Provably manipulation-resistant reputation systems
; 29th Annual Conference on Learning Theory, PMLR 49:670-697, 2016.
Reputation and reliability play a central role in a wide range of applications, from online marketplaces to review aggregators to ridesharing services. Many reputation systems are vulnerable to manipulation, and protected only by keeping algorithms secret, avoiding high-stakes applications, or using side information to identify malicious users. The current situation is reminiscent of pre-modern cryptography, characterized by a patchwork of ad hoc techniques with minimal formal understanding of their security. We propose a reputation system which provably achieves a very strong correctness guarantee under extremely pessimistic assumptions—it works even given a supermajority of malicious users, converges to optimal behavior after a constant number of interactions per user, does not require repeated interactions, and accommodates time-varying quality of resources.

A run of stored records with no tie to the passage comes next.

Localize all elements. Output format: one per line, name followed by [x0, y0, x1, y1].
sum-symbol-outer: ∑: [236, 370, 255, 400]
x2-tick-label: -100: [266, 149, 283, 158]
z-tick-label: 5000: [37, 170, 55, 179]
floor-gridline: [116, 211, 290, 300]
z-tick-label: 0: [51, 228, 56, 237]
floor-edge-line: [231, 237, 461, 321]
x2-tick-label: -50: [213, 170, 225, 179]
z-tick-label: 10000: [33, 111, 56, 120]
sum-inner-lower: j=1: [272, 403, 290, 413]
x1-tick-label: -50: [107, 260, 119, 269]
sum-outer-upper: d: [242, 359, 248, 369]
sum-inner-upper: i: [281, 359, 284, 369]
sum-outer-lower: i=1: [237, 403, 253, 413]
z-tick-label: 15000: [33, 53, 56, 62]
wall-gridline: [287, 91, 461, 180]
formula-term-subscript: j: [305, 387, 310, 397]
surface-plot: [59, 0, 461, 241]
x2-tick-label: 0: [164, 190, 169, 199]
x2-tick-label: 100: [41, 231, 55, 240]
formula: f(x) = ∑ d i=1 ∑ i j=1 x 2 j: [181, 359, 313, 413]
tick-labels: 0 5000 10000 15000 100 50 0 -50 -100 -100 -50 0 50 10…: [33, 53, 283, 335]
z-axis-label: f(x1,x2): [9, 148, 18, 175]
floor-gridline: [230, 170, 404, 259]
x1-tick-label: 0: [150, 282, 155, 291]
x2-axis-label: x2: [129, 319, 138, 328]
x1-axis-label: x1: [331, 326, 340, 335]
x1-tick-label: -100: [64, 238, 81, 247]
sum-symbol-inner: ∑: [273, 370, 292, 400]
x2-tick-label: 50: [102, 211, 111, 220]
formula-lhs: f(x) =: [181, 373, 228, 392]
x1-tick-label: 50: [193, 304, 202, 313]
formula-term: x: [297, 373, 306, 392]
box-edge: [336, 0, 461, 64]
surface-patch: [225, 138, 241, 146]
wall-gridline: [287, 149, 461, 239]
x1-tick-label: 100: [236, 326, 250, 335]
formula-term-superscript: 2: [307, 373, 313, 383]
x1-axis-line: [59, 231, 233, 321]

Our formal model is simple but general. In each period, a user is given an opportunity to interact with a resource, and must accept or reject the proposed interaction. If they accept, they receive a payoff in [-1, 1]. Ideally all users would behave honestly, pooling their data and quickly learning which resources are worth interacting with. Our protocol essentially matches this performance when all users are honest, while guaranteeing that adding malicious users or users with varying tastes does very little damage. We also extend our results to a more challenging setting where users interact with each other rather than with static resources, and where the two parties to an interaction may receive different payoffs.